In the course of my research for historical novels, I came across the subject of romantic friendships. That’s what makes research such fun. Sometimes you come across shocking or interesting topics. Romantic friendships are one of those topics.
From what I gather, romantic friendships are historically recorded in the 1700s. Marie Antoinette had them. Later, Abraham Lincoln did, too. He wrote Joshua Speed “passionate” letters. They slept in the same bed for 4 years in Springfield, Illinois, not uncommon for those days. When Speed married, Lincoln was depressed. Later, during the Civil War, Lincoln was found in bed with a Federal Army captain while his wife was out of town. Today historians debate whether Lincoln was gay, bi, or straight. Could this have been a romantic friendship? Possibly. We can’t judge yesterday’s standards with today’s morals. Times were different. People viewed life differently.
In the Civil War, women had romantic friendships. They hugged, kissed, and held hands. This wasn’t denounced as “lesbian acts.” The worst that was said about them was, “It looked downright foolish.” However, popular magazines gave advice on how to conduct a romantic friendship. Two rules of thumb: It had to be done indoors, and never before a gentleman caller. Best friends, cousins, teachers and students had these “affairs.” Most of them went on to marry. A diary found in Texas, dating from the Civil War, states that a teacher and her student couldn’t wait to sleep together. The teacher was married and preferred her student to her husband. The diary was amusing, to say the least. Not to mention, the poet Emily Dickinson had a romantic friendship with the woman who would become her sister-in-law.
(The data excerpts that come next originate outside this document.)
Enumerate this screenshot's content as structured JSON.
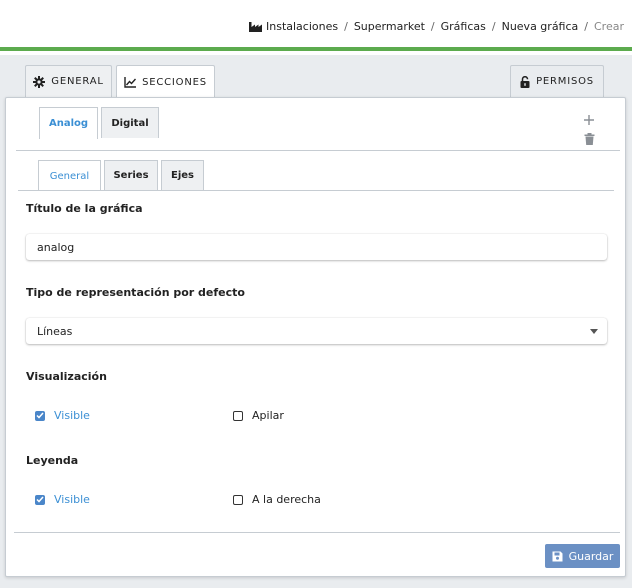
{
  "breadcrumb": {
    "items": [
      "Instalaciones",
      "Supermarket",
      "Gráficas",
      "Nueva gráfica"
    ],
    "current": "Crear",
    "separator": "/"
  },
  "tabs": {
    "general": "GENERAL",
    "secciones": "SECCIONES",
    "permisos": "PERMISOS"
  },
  "sections": {
    "analog": "Analog",
    "digital": "Digital"
  },
  "inner_tabs": {
    "general": "General",
    "series": "Series",
    "ejes": "Ejes"
  },
  "form": {
    "title_label": "Título de la gráfica",
    "title_value": "analog",
    "type_label": "Tipo de representación por defecto",
    "type_value": "Líneas",
    "visualization_label": "Visualización",
    "visualization_visible": "Visible",
    "visualization_visible_checked": true,
    "visualization_stack": "Apilar",
    "visualization_stack_checked": false,
    "legend_label": "Leyenda",
    "legend_visible": "Visible",
    "legend_visible_checked": true,
    "legend_right": "A la derecha",
    "legend_right_checked": false
  },
  "actions": {
    "save": "Guardar"
  },
  "colors": {
    "accent_green": "#5cab4e",
    "active_tab_text": "#3b8fd4",
    "checkbox": "#4a86c9",
    "save_button": "#6b90c4"
  }
}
Author Pearl S. Buck wrote about romantic friendships at her eastern college in the early 1900s. She said American women hugged and kissed, and “tore out each other’s hair with jealousy.” The majority were not lesbians; they were straight women who went on to marry. It was an accepted way of life.
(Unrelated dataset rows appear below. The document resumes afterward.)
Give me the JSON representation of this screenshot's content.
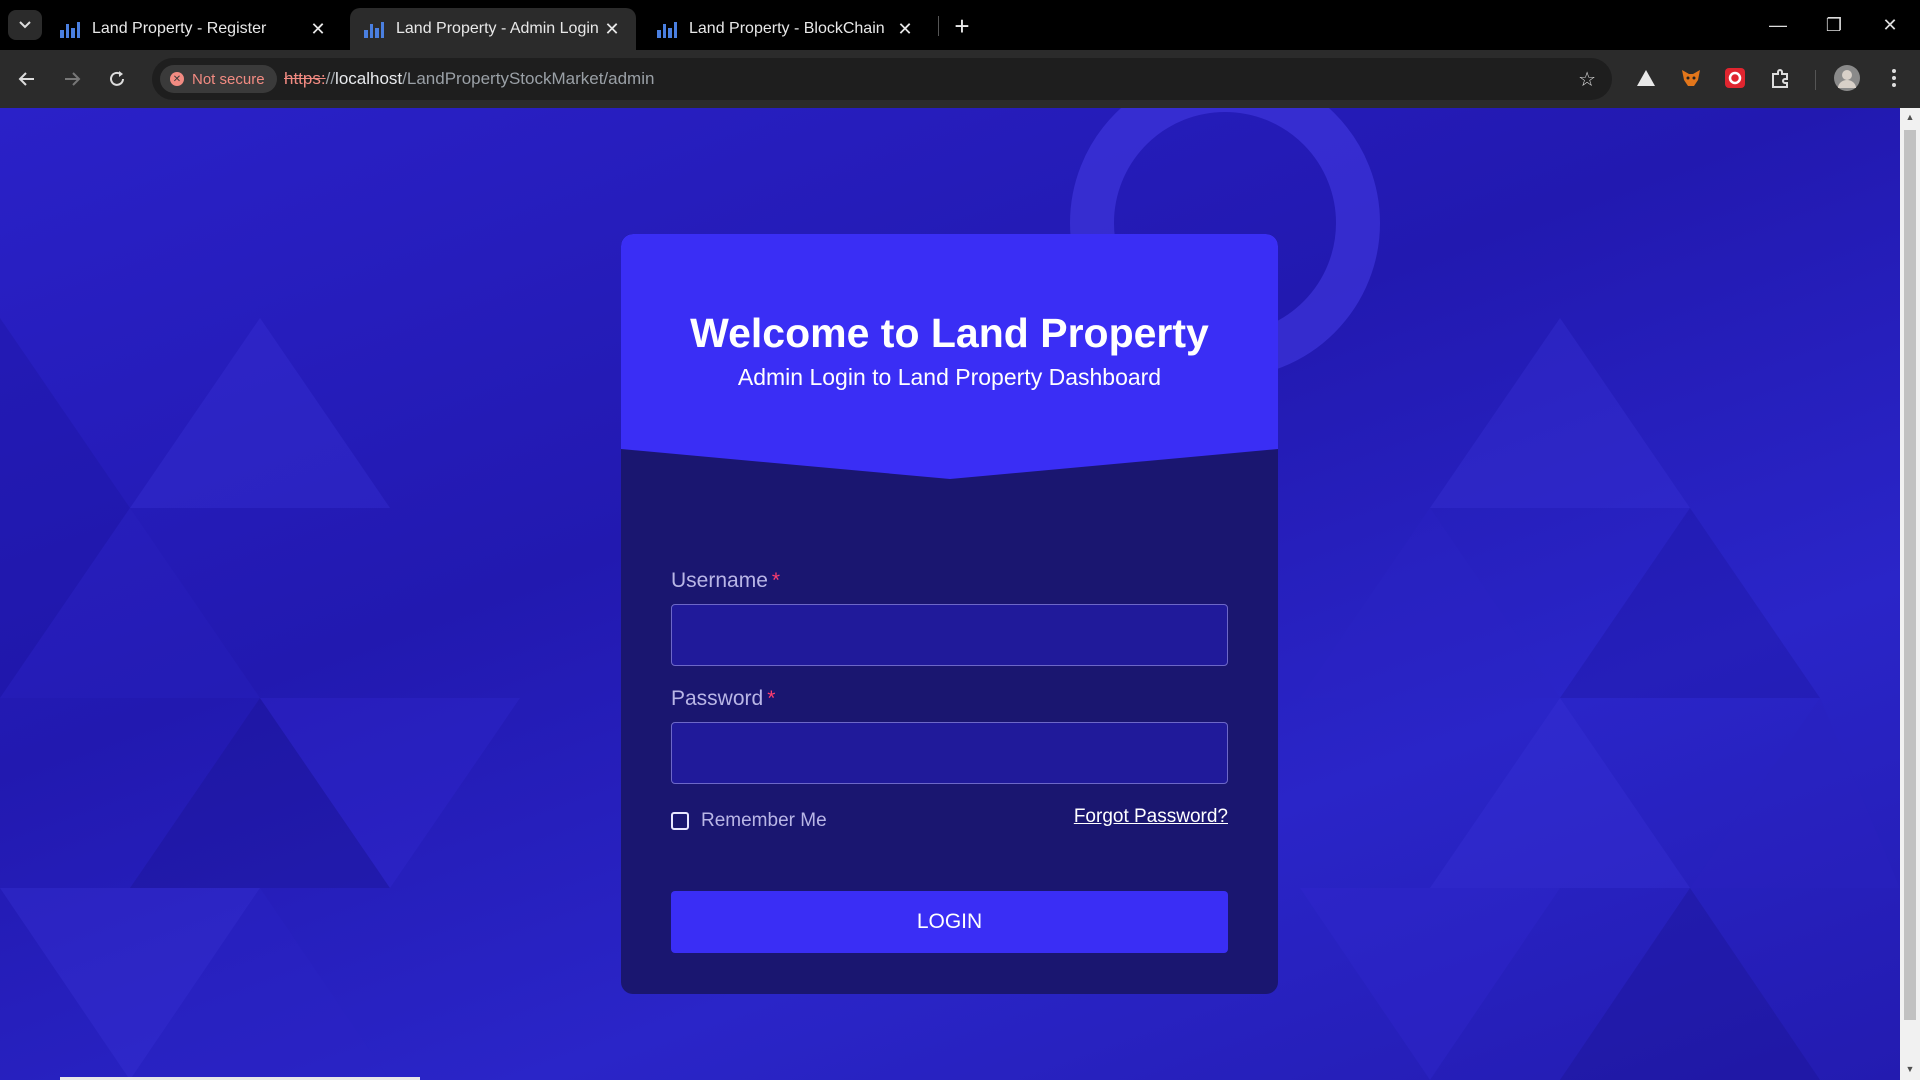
{
  "browser": {
    "tabs": [
      {
        "title": "Land Property - Register",
        "active": false
      },
      {
        "title": "Land Property - Admin Login",
        "active": true
      },
      {
        "title": "Land Property - BlockChain",
        "active": false
      }
    ],
    "security_label": "Not secure",
    "url": {
      "scheme": "https:",
      "rest_prefix": "//",
      "host": "localhost",
      "path": "/LandPropertyStockMarket/admin"
    },
    "extensions": [
      "triangle-icon",
      "metamask-fox-icon",
      "red-extension-icon",
      "puzzle-icon",
      "avatar"
    ]
  },
  "login": {
    "heading": "Welcome to Land Property",
    "subheading": "Admin Login to Land Property Dashboard",
    "username_label": "Username",
    "password_label": "Password",
    "required_mark": "*",
    "username_value": "",
    "password_value": "",
    "remember_label": "Remember Me",
    "remember_checked": false,
    "forgot_label": "Forgot Password?",
    "login_button": "LOGIN"
  },
  "colors": {
    "accent": "#3a2ef5",
    "card_body": "#1a1670",
    "required": "#ff3d6e"
  }
}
Jane Addams of Hull House fame also had a romantic friendship with her best friend. The GBLT community is quick to point out that Jane was gay. Not so fast! Like many before her, Jane was engaged in a romantic friendship. Whether or not she was gay, cannot be proved unless we have definitive evidence, for romantic friendships were all the rage.
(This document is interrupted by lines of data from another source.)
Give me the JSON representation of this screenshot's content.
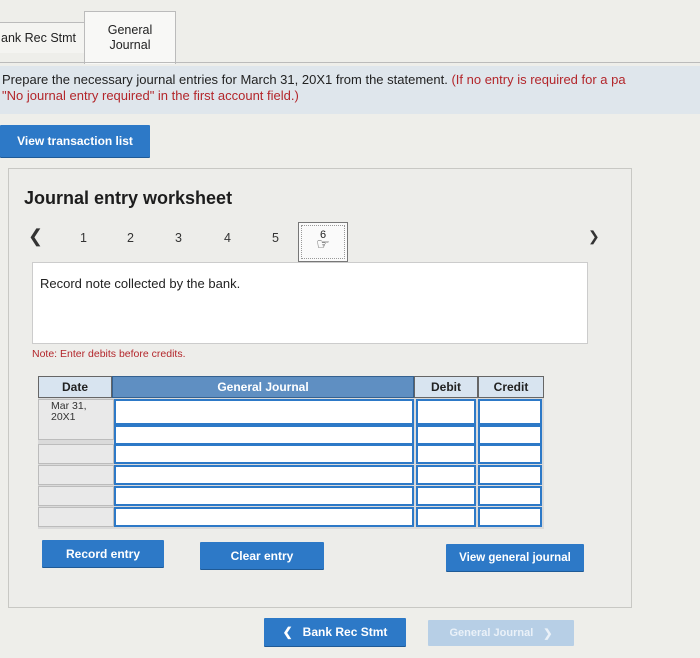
{
  "tabs": {
    "bank_rec": "ank Rec Stmt",
    "general_journal_line1": "General",
    "general_journal_line2": "Journal"
  },
  "instructions": {
    "main": "Prepare the necessary journal entries for March 31, 20X1 from the statement.",
    "red": "(If no entry is required for a pa",
    "line2": "\"No journal entry required\" in the first account field.)"
  },
  "buttons": {
    "view_transaction_list": "View transaction list",
    "record_entry": "Record entry",
    "clear_entry": "Clear entry",
    "view_general_journal": "View general journal",
    "bank_rec_stmt": "Bank Rec Stmt",
    "general_journal_next": "General Journal"
  },
  "worksheet": {
    "title": "Journal entry worksheet",
    "steps": [
      "1",
      "2",
      "3",
      "4",
      "5"
    ],
    "active_step": "6",
    "entry_description": "Record note collected by the bank.",
    "note": "Note: Enter debits before credits."
  },
  "journal_table": {
    "headers": {
      "date": "Date",
      "general_journal": "General Journal",
      "debit": "Debit",
      "credit": "Credit"
    },
    "first_date_line1": "Mar 31,",
    "first_date_line2": "20X1",
    "row_count": 6
  }
}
On a darker side, many prostitutes had romantic friendships with each other because some had never experienced love before. Many were runaways or castaways, leaving broken homes.
The British author Evelyn Waugh in Brideshead Revisited also writes about a romantic friendship between two men. That story takes place in the 1920s, about the time romantic friendships fell out of favor. Why? Times change.
When I lived in Italy in the early 1980s, Italian women walked down the street arm-in-arm. They kissed each other when they met. My daughter who lived in Florence last year said this was no longer the case.
In my novel The Preacher’s Daughters, Kathleen Sanderson and Dovile Gibson have a romantic friendship. The former is straight, the latter is gay. Are they in love? I’ll leave that for readers to decide. Finally, in my Civil War novel, Blood, Innocence and Glory, two cousins have a romantic encounter while they husbands are gone to war. Are they gay? Nope. They are straight as arrows, the talk of the town, great society beauties.
The great writing teacher Sol Stein said, Write about things people don’t like to talk about.